I’m going to do a series of posts on things I wish those without apparent disability understood or did differently. It is from my perspective as a person who uses a wheelchair, but hope it can be useful more broadly. So to start with:


Footpaths: their use and misuses

My top 5 things six things I wish uprights got about using the footpath:
  1. Don’t just stand there – move something. Standing still at the top of kerb ramps instead of moving off it to allow people crossing to safely and legally get off the road. This is not the place to start a meaning of life conversation or adjust your wardrobe. I, like others need a clear metre at the top of the incline to safely complete the crossing process without tipping myself up or collecting your shins. For many of us who have different mobility issues we need to pick a direction of travel and keep moving as much for safety as energy or anything else so abrupt stopping is never polite. It’s like a car slamming on the brakes every 50 metres instead of going say 30 kph with on-coming traffic coming at you on either side. Also if I am obeying the rules of the road and waiting on the kerb ramp with you jay-walking in the opposite direction please don’t climb over my chair to get off the road.. My footplates are part of my personal space.  
  2. While talking of footpaths they are not the place to mingle with five or six of your friends all looking and talking inwards. Given I am waist high to most of you it can be very hard to attract your attention to keep moving (see above) and am often stuck yelling at people’s belt loops for some minutes waiting for one of the party to look down. Not everyone can sidle past or tap you somewhere that my grandmother would consider polite. I can’t tap you on the shoulder if I’m three foot tall.
  3. Footpaths are still first and foremost designed built and paid for to enable the safe pedestrian movement of all of us. They are not designed to act as a parking lot for prams cars or bikes, a community ashtray, a junk storage zone, a dining room or an extension of your business. While these uses are able to be incorporated in parts and more modern footpathing have integrated these uses, please remember that the narrow footpaths still need to fulfil the movement thing as their primary role.

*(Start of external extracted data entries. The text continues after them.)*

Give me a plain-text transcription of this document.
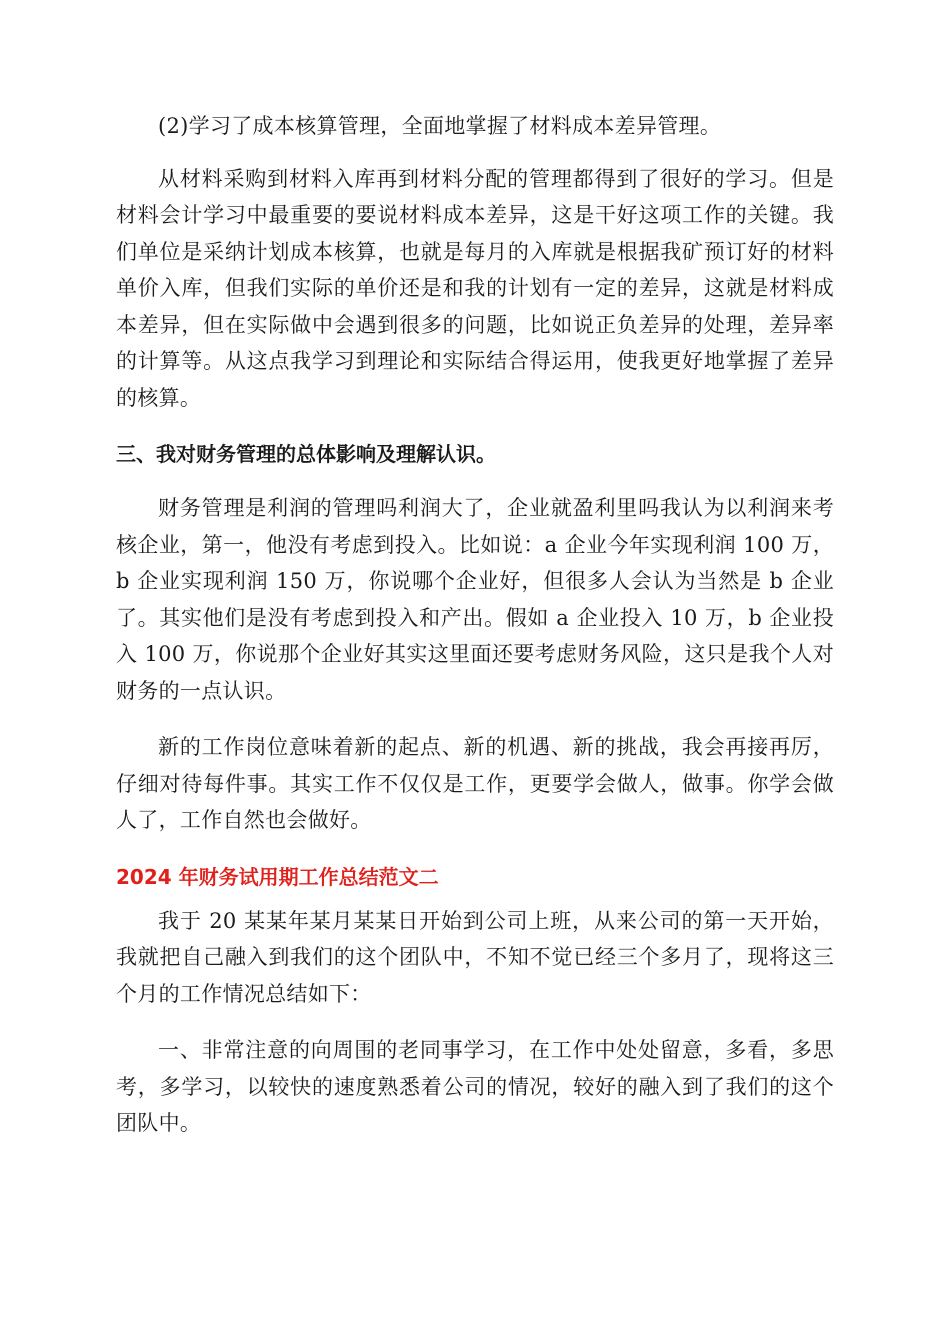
(2)学习了成本核算管理，全面地掌握了材料成本差异管理。

从材料采购到材料入库再到材料分配的管理都得到了很好的学习。但是材料会计学习中最重要的要说材料成本差异，这是干好这项工作的关键。我们单位是采纳计划成本核算，也就是每月的入库就是根据我矿预订好的材料单价入库，但我们实际的单价还是和我的计划有一定的差异，这就是材料成本差异，但在实际做中会遇到很多的问题，比如说正负差异的处理，差异率的计算等。从这点我学习到理论和实际结合得运用，使我更好地掌握了差异的核算。

三、我对财务管理的总体影响及理解认识。

财务管理是利润的管理吗利润大了，企业就盈利里吗我认为以利润来考核企业，第一，他没有考虑到投入。比如说：a 企业今年实现利润 100 万，b 企业实现利润 150 万，你说哪个企业好，但很多人会认为当然是 b 企业了。其实他们是没有考虑到投入和产出。假如 a 企业投入 10 万，b 企业投入 100 万，你说那个企业好其实这里面还要考虑财务风险，这只是我个人对财务的一点认识。

新的工作岗位意味着新的起点、新的机遇、新的挑战，我会再接再厉，仔细对待每件事。其实工作不仅仅是工作，更要学会做人，做事。你学会做人了，工作自然也会做好。

2024 年财务试用期工作总结范文二

我于 20 某某年某月某某日开始到公司上班，从来公司的第一天开始，我就把自己融入到我们的这个团队中，不知不觉已经三个多月了，现将这三个月的工作情况总结如下：

一、非常注意的向周围的老同事学习，在工作中处处留意，多看，多思考，多学习，以较快的速度熟悉着公司的情况，较好的融入到了我们的这个团队中。
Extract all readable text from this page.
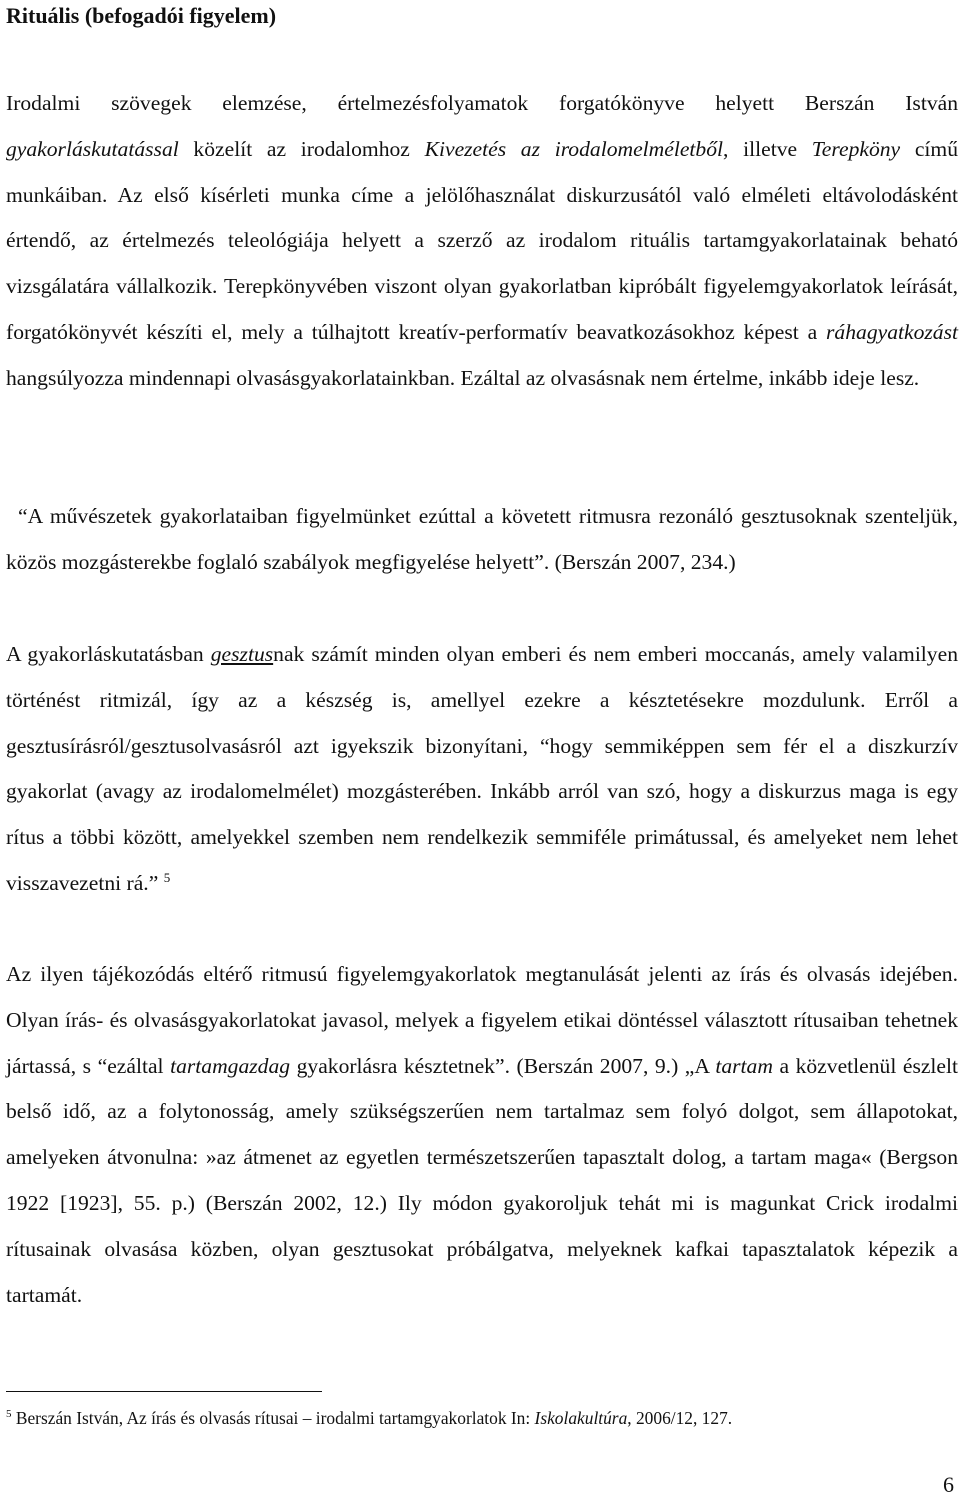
Rituális (befogadói figyelem)

Irodalmi szövegek elemzése, értelmezésfolyamatok forgatókönyve helyett Berszán István gyakorláskutatással közelít az irodalomhoz Kivezetés az irodalomelméletből, illetve Terepköny című munkáiban. Az első kísérleti munka címe a jelölőhasználat diskurzusától való elméleti eltávolodásként értendő, az értelmezés teleológiája helyett a szerző az irodalom rituális tartamgyakorlatainak beható vizsgálatára vállalkozik. Terepkönyvében viszont olyan gyakorlatban kipróbált figyelemgyakorlatok leírását, forgatókönyvét készíti el, mely a túlhajtott kreatív-performatív beavatkozásokhoz képest a ráhagyatkozást hangsúlyozza mindennapi olvasásgyakorlatainkban. Ezáltal az olvasásnak nem értelme, inkább ideje lesz.

“A művészetek gyakorlataiban figyelmünket ezúttal a követett ritmusra rezonáló gesztusoknak szenteljük, közös mozgásterekbe foglaló szabályok megfigyelése helyett”. (Berszán 2007, 234.)

A gyakorláskutatásban gesztusnak számít minden olyan emberi és nem emberi moccanás, amely valamilyen történést ritmizál, így az a készség is, amellyel ezekre a késztetésekre mozdulunk. Erről a gesztusírásról/gesztusolvasásról azt igyekszik bizonyítani, “hogy semmiképpen sem fér el a diszkurzív gyakorlat (avagy az irodalomelmélet) mozgásterében. Inkább arról van szó, hogy a diskurzus maga is egy rítus a többi között, amelyekkel szemben nem rendelkezik semmiféle primátussal, és amelyeket nem lehet visszavezetni rá.” $^5$

Az ilyen tájékozódás eltérő ritmusú figyelemgyakorlatok megtanulását jelenti az írás és olvasás idejében. Olyan írás- és olvasásgyakorlatokat javasol, melyek a figyelem etikai döntéssel választott rítusaiban tehetnek jártassá, s “ezáltal tartamgazdag gyakorlásra késztetnek”. (Berszán 2007, 9.) „A tartam a közvetlenül észlelt belső idő, az a folytonosság, amely szükségszerűen nem tartalmaz sem folyó dolgot, sem állapotokat, amelyeken átvonulna: »az átmenet az egyetlen természetszerűen tapasztalt dolog, a tartam maga« (Bergson 1922 [1923], 55. p.) (Berszán 2002, 12.) Ily módon gyakoroljuk tehát mi is magunkat Crick irodalmi rítusainak olvasása közben, olyan gesztusokat próbálgatva, melyeknek kafkai tapasztalatok képezik a tartamát.

$^5$ Berszán István, Az írás és olvasás rítusai – irodalmi tartamgyakorlatok In: Iskolakultúra, 2006/12, 127.
6
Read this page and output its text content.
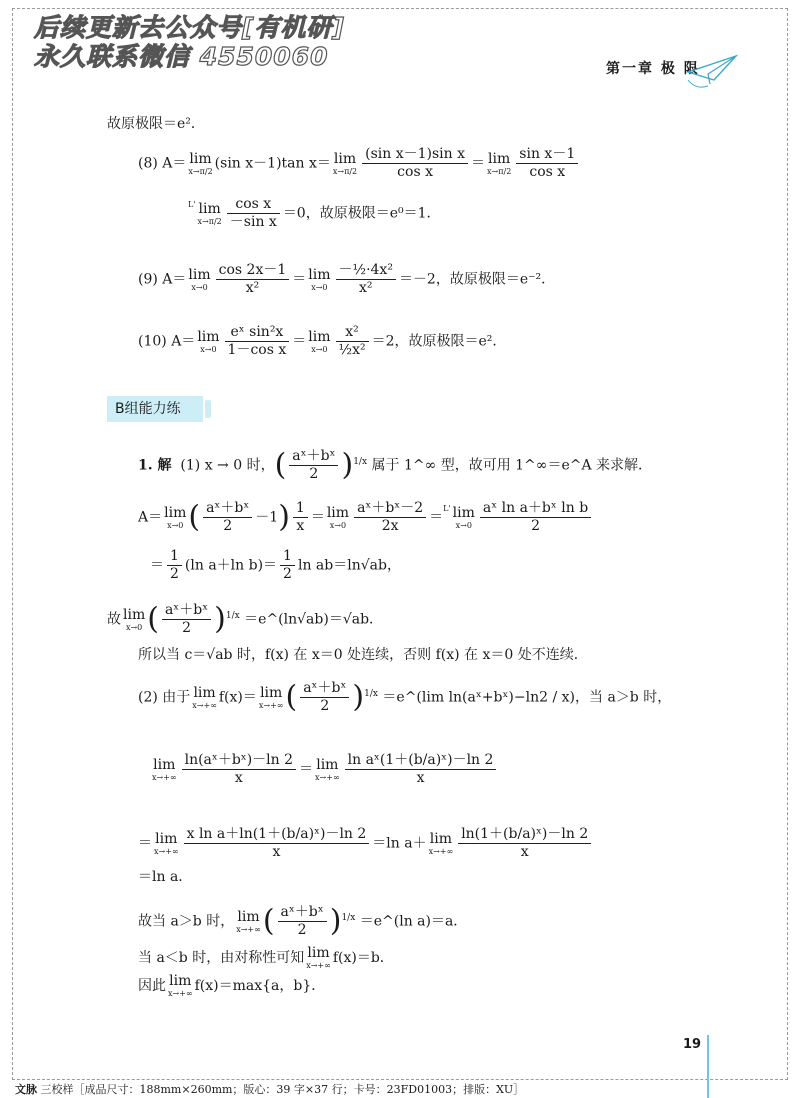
后续更新去公众号[有机研]
永久联系微信 4550060	第一章 极 限
故原极限＝e²．
(8) A＝ lim
x→π/2 (sin x－1)tan x＝ lim
$x\to\pi/2 \frac{\text{(sin x－1)sin x}}{\text{cos x}} = \lim$
$x\to\pi/2 \frac{\text{sin x－1}}{\text{cos x}}$
$^{L'}$ lim
$x\to\pi/2 \frac{\text{cos x}}{\text{－sin x}} =0$，故原极限＝e⁰＝1．
(9) A＝ lim
$x\to 0 \frac{\cos 2x-1}{\text{x²}} = \lim$
$x\to 0 \frac{\text{－½·4x²}}{\text{x²}} =-2$，故原极限＝e⁻²．
(10) A＝ lim
$x\to 0 \frac{\text{eˣ sin²x}}{\text{1－cos x}} = \lim$
$x\to 0 \frac{\text{x²}}{\text{½x²}} =2$，故原极限＝e²．
B组能力练
1. 解 (1) x → 0 时，( $\frac{\text{aˣ＋bˣ}}{2} )^{1/x}$ 属于 1^∞ 型，故可用 1^∞＝e^A 来求解．
A＝ lim
x→0 ( $\frac{\text{aˣ＋bˣ}}{2} -1) \frac{1}{x} = \lim$
$x\to 0 \frac{\text{aˣ＋bˣ－2}}{2x} =^{L'}$ lim
$x\to 0 \frac{\text{aˣ ln a＋bˣ ln b}}{2}$
＝ $\frac{1}{2} (\ln$ a＋ln $b)= \frac{1}{2}$ ln ab＝ln√ab，
故 lim
x→0 ( $\frac{\text{aˣ＋bˣ}}{2} )^{1/x}$ ＝e^(ln√ab)＝√ab．
所以当 c＝√ab 时，f(x) 在 x＝0 处连续，否则 f(x) 在 x＝0 处不连续．
(2) 由于 lim
x→+∞ f(x)＝ lim
x→+∞ ( $\frac{\text{aˣ＋bˣ}}{2} )^{1/x}$ ＝e^(lim ln(aˣ+bˣ)−ln2 / x)，当 a＞b 时，
lim
$x\to+\infty \frac{\text{ln(aˣ＋bˣ)－ln 2}}{x} = \lim$
$x\to+\infty \frac{\text{ln aˣ(1＋(b/a)ˣ)－ln 2}}{x}$
＝ lim
$x\to+\infty \frac{\text{x ln a＋ln(1＋(b/a)ˣ)－ln 2}}{x} =\ln$ a＋ lim
$x\to+\infty \frac{\text{ln(1＋(b/a)ˣ)－ln 2}}{x}$
＝ln a．
故当 a＞b 时， lim
x→+∞ ( $\frac{\text{aˣ＋bˣ}}{2} )^{1/x}$ ＝e^(ln a)＝a．
当 a＜b 时，由对称性可知 lim
x→+∞ f(x)＝b．
因此 lim
x→+∞ f(x)＝max{a，b}．
19
文脉 三校样［成品尺寸：188mm×260mm；版心：39 字×37 行；卡号：23FD01003；排版：XU］
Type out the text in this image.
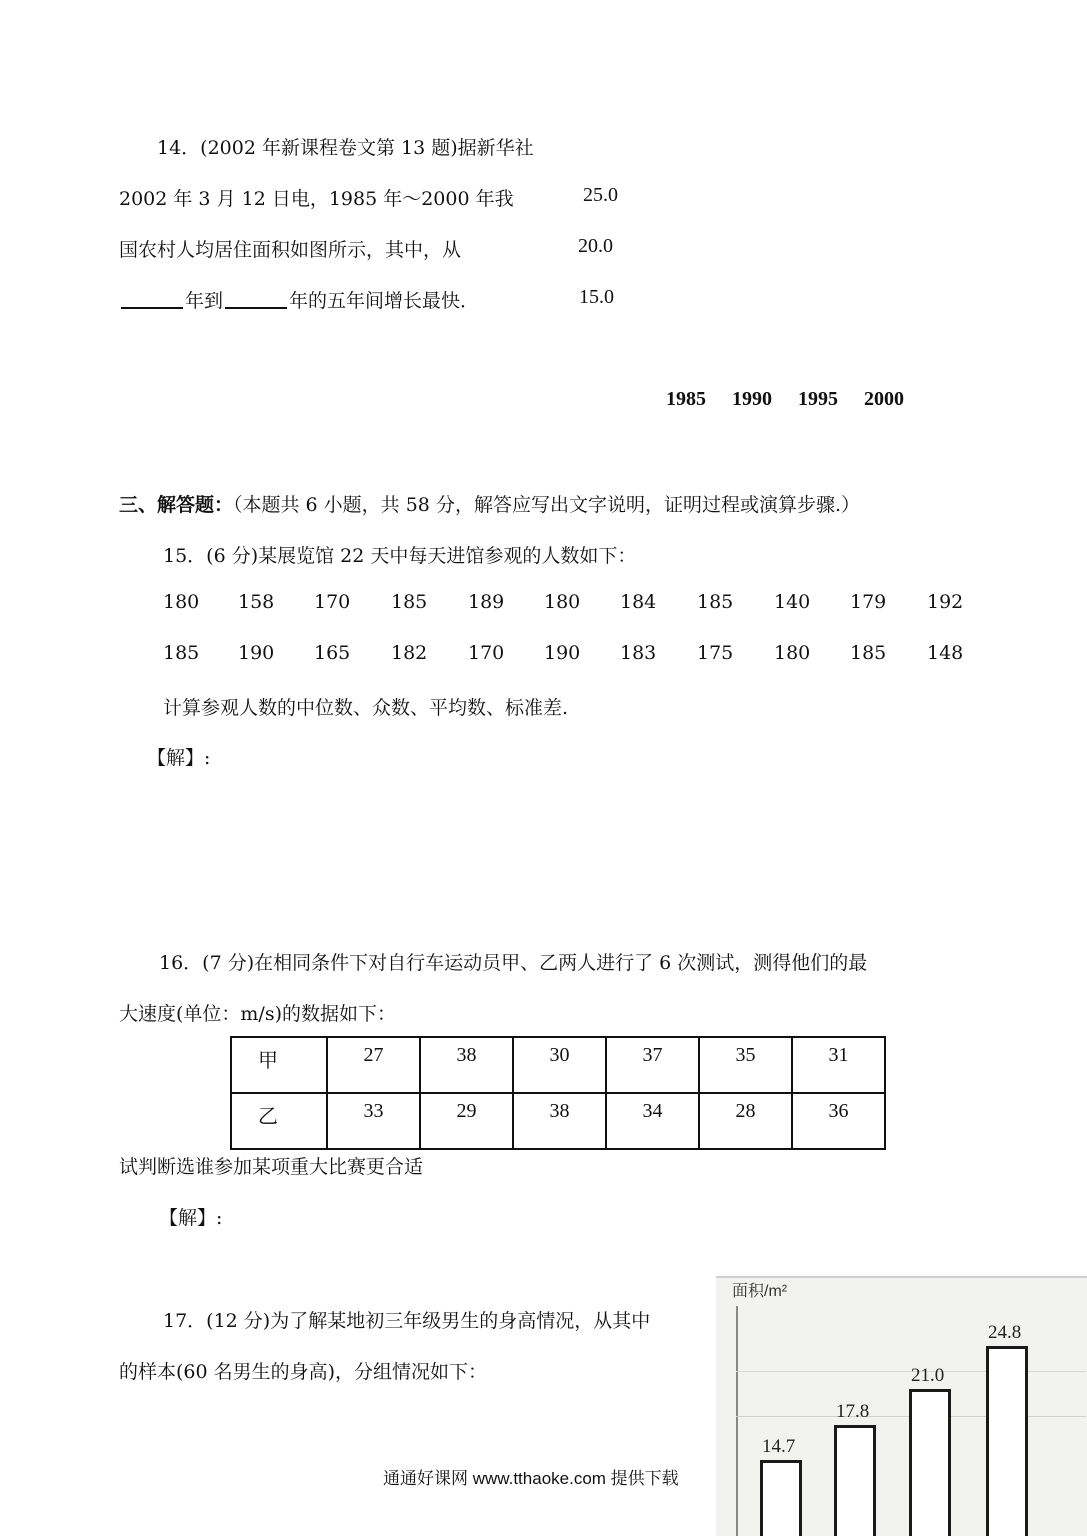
14．(2002 年新课程卷文第 13 题)据新华社
2002 年 3 月 12 日电，1985 年～2000 年我
国农村人均居住面积如图所示，其中，从
年到	年的五年间增长最快．
25.0
20.0
15.0
1985 1990 1995 2000
三、解答题：（本题共 6 小题，共 58 分，解答应写出文字说明，证明过程或演算步骤.）
15．(6 分)某展览馆 22 天中每天进馆参观的人数如下：
180	158	170	185	189	180	184	185	140	179	192
185	190	165	182	170	190	183	175	180	185	148
计算参观人数的中位数、众数、平均数、标准差.
【解】:
16．(7 分)在相同条件下对自行车运动员甲、乙两人进行了 6 次测试，测得他们的最
大速度(单位：m/s)的数据如下：
甲	27	38	30	37	35	31
乙	33	29	38	34	28	36
试判断选谁参加某项重大比赛更合适
【解】:
17．(12 分)为了解某地初三年级男生的身高情况，从其中
的样本(60 名男生的身高)，分组情况如下：
面积/m²
14.7
17.8
21.0
24.8
通通好课网 www.tthaoke.com 提供下载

  4. If you are over 12 do as our parents and the law teaches: please walk your pushbike on footpaths. It’s polite, non aggressive and saves kerb ramps for those of us who have need them to get anywhere not just get somewhere quickly. I know you are doing a good thing for the planet and all that, but polite is still polite. You are still a vehicle. You saving carbon by not using your car is great and something I very much support but the energy flow needed to incorporate your riding on the footpath for me is higher I suspect than for most other people (see point regarding committing to a direction of travel) in the other direction in a need for higher concentration, and the kind of stopping and starting of a machine that you are trying to avoid.
  5. While we are on a roll here can smokers please refrain from lowering your cigarette and it’s plume to get me right in the face. Just as you don’t want it right near your eyes when your not smoking it – neither do I. I have even been ashed in my lap or on my hand or chest more than once. It might also be worth noting that this behaviour is not going to be good for any children in the area either.
  6. This same idea applies to the swinging of handbags and backpacks in the vicinity of my head shoulders or back or failing to look in all directions (up/down as well as forward and back when exiting a shop to re-enter a flow on the footpath. Its like entering a flow of car traffic without checking your mirrors. Bumping the back of a wheelchair isn’t like bumping a chair leg.. I can feel it. If checking in all directions before you move seems exhausting my only solace for you is; if we all did it more we’d probably all have to do it less.
The main things I wish that “uprights” understood about footpath/sidewalk issues are:
  • everyone is trying to get somewhere to be with those we love. I know all the stuff about vibrant footpath culture, but we need to be able to get places to enjoy the culture.
  • everyone comes in different sizes so please look down as well as behind. It can be humiliating talking to belt loops for 5 minutes.